Enthusiasm over the promise of agentic commerce has grown rapidly, with a recent analysis from consulting firm McKinsey calling the technology “a seismic shift [and a] rethinking of shopping itself in which the boundaries between platforms, services, and experiences give way.”

AI, McKinsey believes, “moves us toward a world in which AI anticipates consumer needs, navigates shopping options, negotiates deals, and executes transactions, all in alignment with human intent yet acting independently via multistep chains of actions.”

Its adoption could drive agentic commerce revenues to $1.4 trillion ($US1 trillion) in the US and $7.1 trillion ($US5 trillion) by 2030, McKinsey predicts – but to reach that point, proponents of the technology still have a bit of convincing to do.

Last August, perhaps wary of the problems created by rampant deployment of data-scraping bots – which by some measures account for more than half of all internet traffic – Amazon was spotted blocking AI firms from scraping data about its products.

Ironically, Amazon’s rival offering, called Buy for Me, recently drew fire from third-party brands upset that its own AI agents were scraping their data without permission.

Other firms have followed suit, with ImmuniWeb checking the policies of 1,807 major websites and finding that AI bots had become persona non grata – suggesting that many online properties are likely to be equally sceptical about giving AI agents free run.

More recently, eBay announced that from 20 February it will block users from using “buy-for-me agents, LLM-driven bots, or any end-to-end flow that attempts to place orders without human review” – explicitly calling out AI agents for the first time.
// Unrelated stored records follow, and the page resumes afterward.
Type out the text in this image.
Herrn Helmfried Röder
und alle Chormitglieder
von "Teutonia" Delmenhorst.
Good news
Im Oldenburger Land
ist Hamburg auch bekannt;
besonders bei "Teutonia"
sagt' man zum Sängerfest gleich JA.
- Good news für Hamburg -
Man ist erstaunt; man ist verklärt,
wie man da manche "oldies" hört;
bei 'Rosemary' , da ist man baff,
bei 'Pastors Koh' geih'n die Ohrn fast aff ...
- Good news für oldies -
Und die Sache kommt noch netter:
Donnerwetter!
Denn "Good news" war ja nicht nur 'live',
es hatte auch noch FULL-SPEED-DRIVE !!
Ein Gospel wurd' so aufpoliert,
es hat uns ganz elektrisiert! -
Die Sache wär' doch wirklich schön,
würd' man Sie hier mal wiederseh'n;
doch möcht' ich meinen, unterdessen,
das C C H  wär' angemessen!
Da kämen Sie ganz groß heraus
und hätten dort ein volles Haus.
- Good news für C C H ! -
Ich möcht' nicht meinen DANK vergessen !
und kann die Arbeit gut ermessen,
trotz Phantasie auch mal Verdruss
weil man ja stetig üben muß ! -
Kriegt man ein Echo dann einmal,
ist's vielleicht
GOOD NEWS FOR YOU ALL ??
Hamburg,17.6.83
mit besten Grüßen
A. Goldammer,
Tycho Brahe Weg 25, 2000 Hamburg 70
Analysts see the increasingly hostile reception for AI agents as a sign of growing protectionism from e-commerce brands, which all see the promise of agentic commerce but don’t want third-party rivals scraping data for their customers.

Whichever standards ultimately prevail, “agent-powered commerce could fundamentally change how our guests engage with their favourite experiences in the future,” said Andrew Turner, group general manager with Event Cinemas parent EVT.

“Being part of Australia’s first authenticated agent‑led transactions shows how AI could one day simplify planning a night at the movies or a trip to the snow, while keeping transparency and security at the core.”